As Taneja notes, New Delhi was built by literally erasing the old:
Bashiruddin Ahmed, writing on the monuments of Delhi in a book published in 1919, the Waqiat Dar-ul-Hukumat Dehli, documents how the progress of the building of New Delhi systematically erases the past and makes what remains ruinous:
“The road that goes from Delhi to Nizamuddin, the measure of which is about four miles; on both sides of it, far on each side, even the smallest bits of land are now empty of graves, towers, mosques, homes, wells. The plain on the right side was cleared on behalf of the GIP [Great Indian Peninsular] Railway and Raisina (New Delhi). That leaves the plain on the left side, in which there is the Khas Mahal, the Sarai of Azimganj, etcetera. It is in the same condition, that till Arab Sarai and Humayun’s Tomb — actually it should be said that till where the eye travels – an absolutely clean, flattened plain can be seen and only one or two ruins or a broken, fallen dome has remained, if at all. In this flattened plain, the plough has come in, crops are waving. Where buildings with their heads to the sky once stood, there is now jungle.”
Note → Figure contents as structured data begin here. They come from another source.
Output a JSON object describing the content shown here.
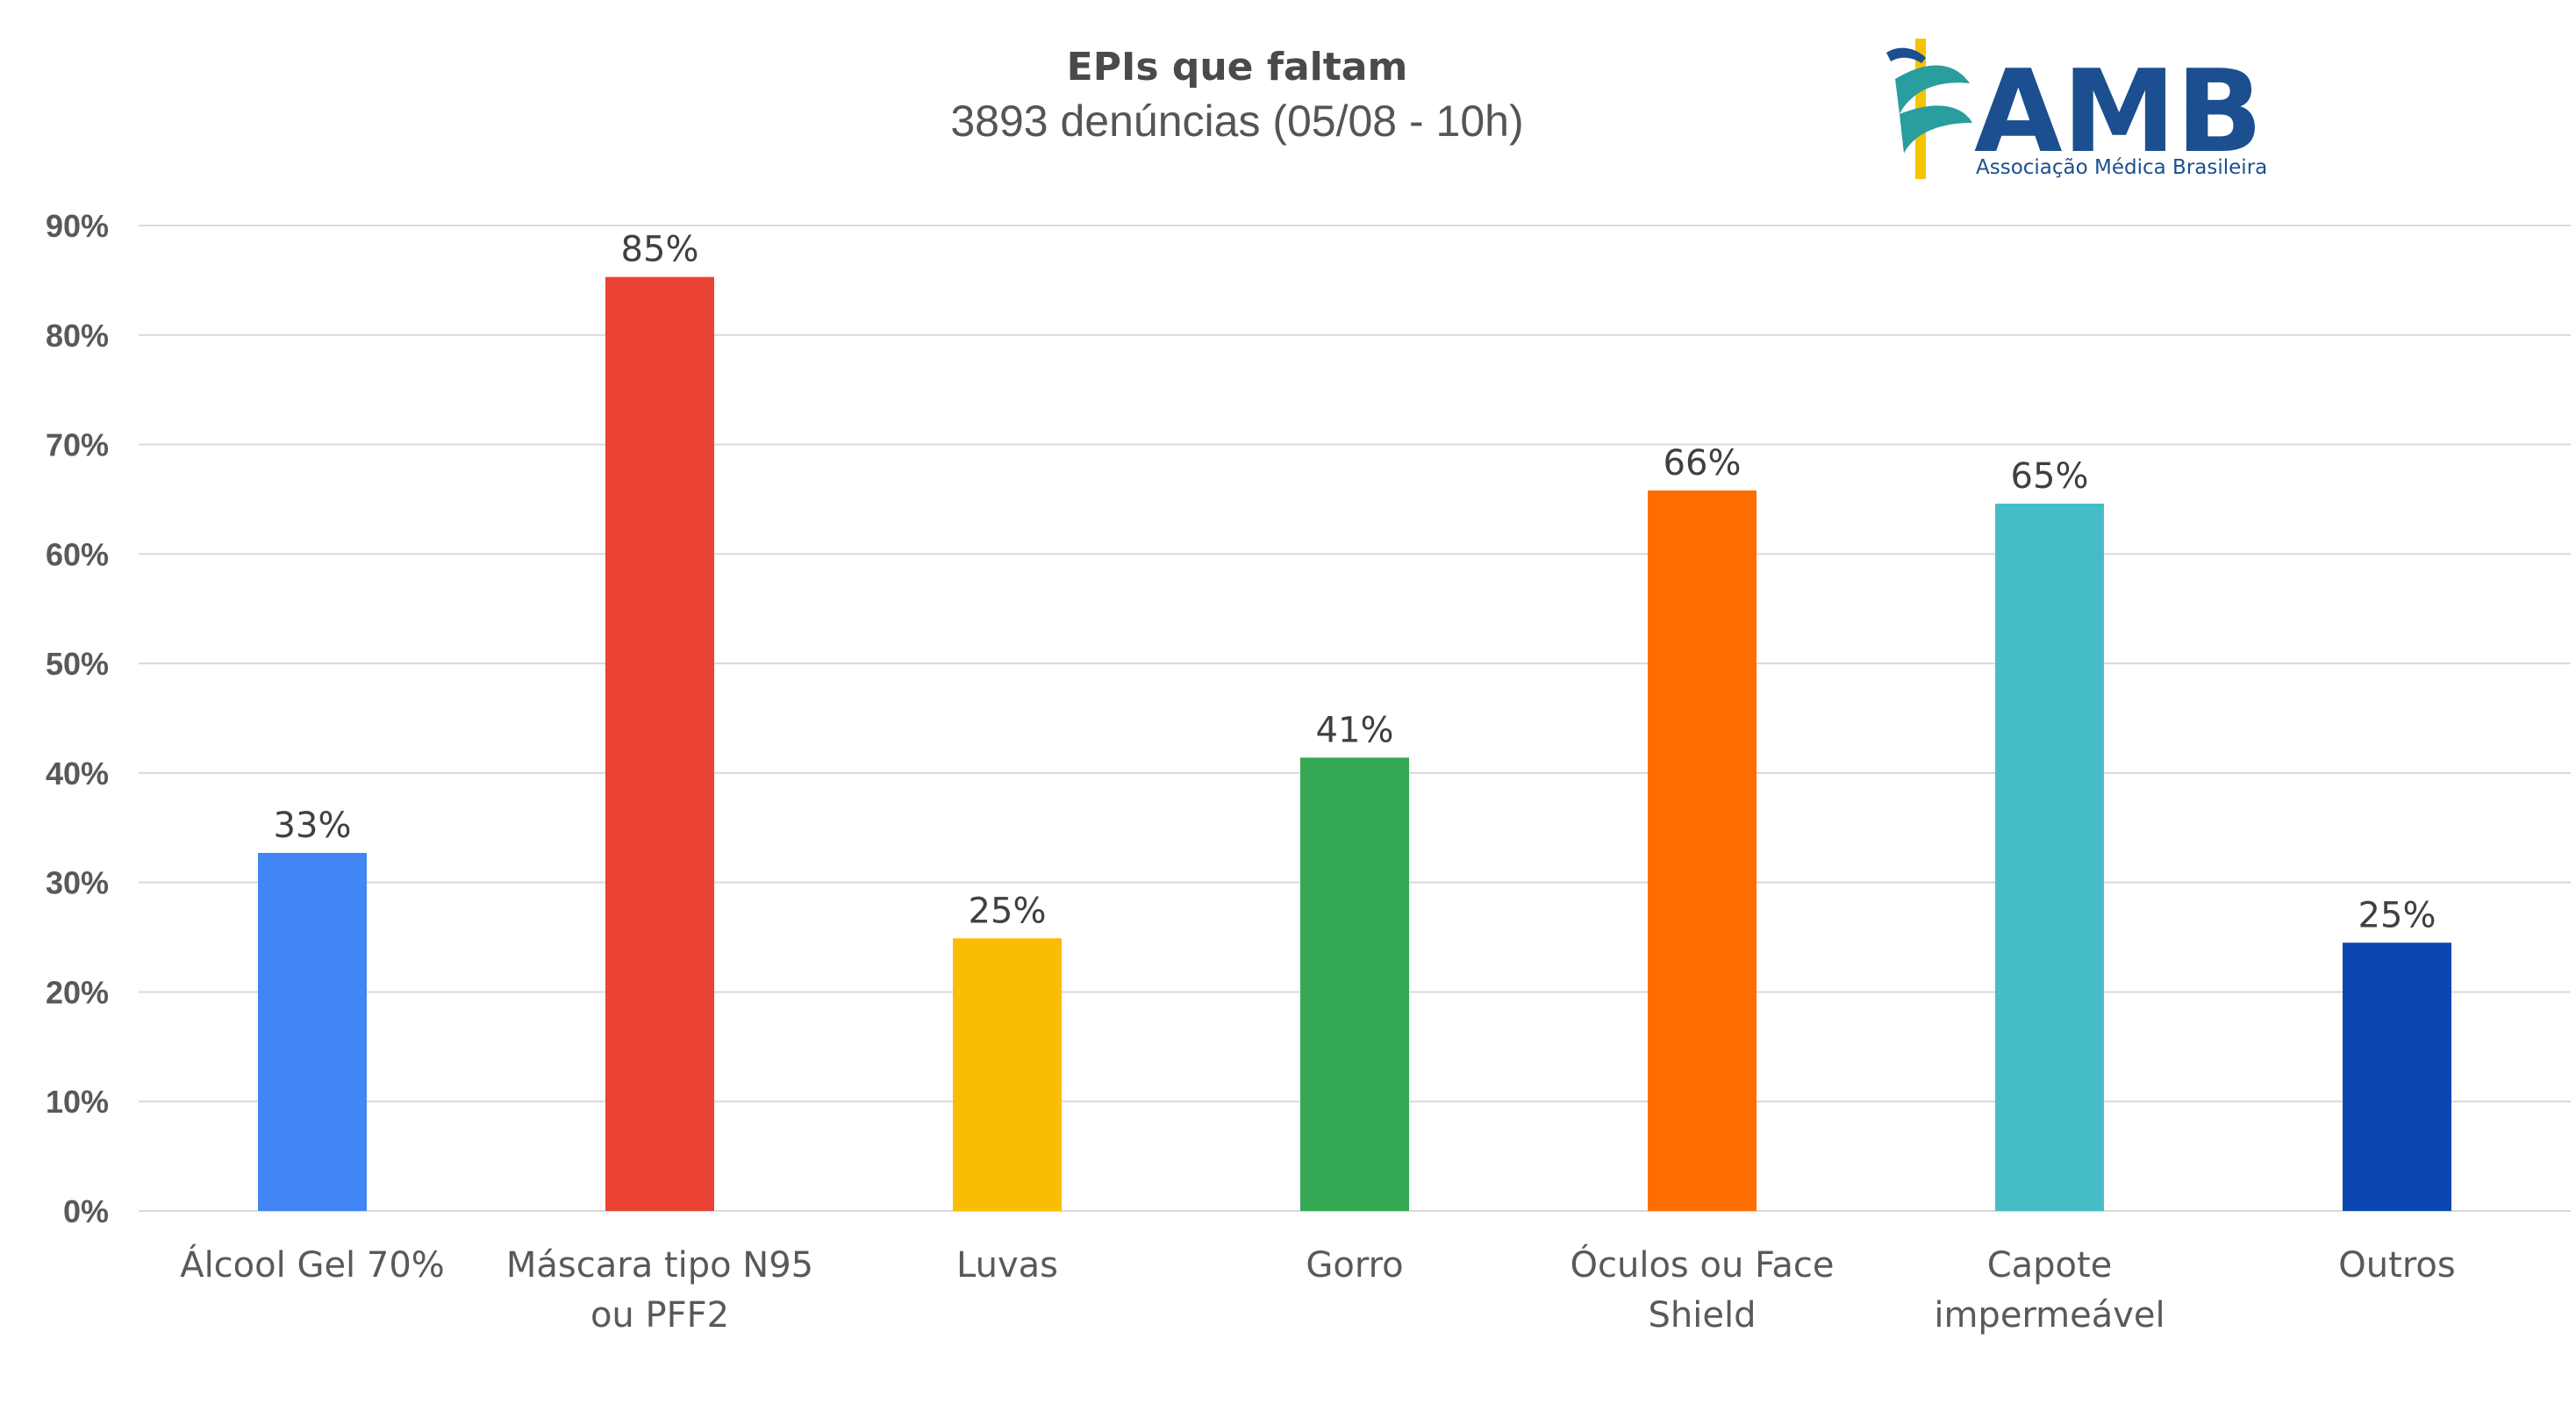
{
  "chart_data": {
    "type": "bar",
    "title": "EPIs que faltam",
    "subtitle": "3893 denúncias (05/08 - 10h)",
    "categories": [
      [
        "Álcool Gel 70%"
      ],
      [
        "Máscara tipo N95",
        "ou PFF2"
      ],
      [
        "Luvas"
      ],
      [
        "Gorro"
      ],
      [
        "Óculos ou Face",
        "Shield"
      ],
      [
        "Capote",
        "impermeável"
      ],
      [
        "Outros"
      ]
    ],
    "values": [
      32.7,
      85.3,
      24.9,
      41.4,
      65.8,
      64.6,
      24.5
    ],
    "data_labels": [
      "33%",
      "85%",
      "25%",
      "41%",
      "66%",
      "65%",
      "25%"
    ],
    "colors": [
      "#4285f4",
      "#ea4335",
      "#fbbc04",
      "#34a853",
      "#ff6d00",
      "#46bdc6",
      "#0b47b0"
    ],
    "ylim": [
      0,
      90
    ],
    "yticks": [
      "0%",
      "10%",
      "20%",
      "30%",
      "40%",
      "50%",
      "60%",
      "70%",
      "80%",
      "90%"
    ],
    "grid": true,
    "legend": "none"
  },
  "logo": {
    "name": "AMB",
    "tagline": "Associação Médica Brasileira",
    "colors": {
      "primary": "#1b4f8f",
      "teal": "#2a9d9e",
      "gold": "#f5c400"
    }
  }
}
During a television break, writer Sadia Dehlvi asked a fellow NDTV panelist, a Delhi University youth Congress leader, why she was celebrating the imperial capital shifting to Delhi when the city had long been the capital before the British arrived.
"Really?" the student replied, "I didn't know that!"
She also didn't know that the inauguration of this imperial New Delhi marked the decline of the local culture of Dilli and Shahjahanabad, which suddenly became 'old' Delhi. "I was born in Lutyens' Delhi, I love Lutyens' Delhi," says Sadia, "but I cannot forget it was built by those who colonised us, divided us and destroyed the beautiful Red Fort."
If the reasons to celebrate 12 December, 2011, are suspect, so is the very date.
Sohail Hashmi has written extensively about the absurdity of celebrating the Delhi Durbar of 1911 when New Delhi was not inaugurated until 1931, he says. The British in 1911 had not even decided on name for the new city. Until 1927, Georgetown and Georgabad were amongst the names under consideration. As late as 1920, the British were considering other sites for building their Imperial Capital, including Bombay, Calcutta, Karachi, Nasik, Ranchi, Poona, Pachmari, Allahabad and Jabalpur.
All the historical facts add up to one inescapable conclusion: what the Delhi media celebrated yesterday was not New Delhi but the Delhi Durbar. A coronation durbar, in Jalil's words, "where, with great pomp and ceremony, King George V and Queen Mary were proclaimed the Emperor and Empress of India. Princes, noblemen, landed gentry and persons of rank and repute sat under a gilded canopy, each according to his stature in the colonial pecking order, to hear His Royal Highness address His subjects." What is missing in the celebrations of that day — you can see the footage here — is the silent gaze of the lowly native, who speaks in the words of Akbar Illahabadi: "They are favoured with rising fortune/ The seven-fold heavens belong to them./ Theirs is the cup and theirs the wine/ Only the eyes are mine: the rest belongs to them."
Happy 100 years of the Delhi Durbar!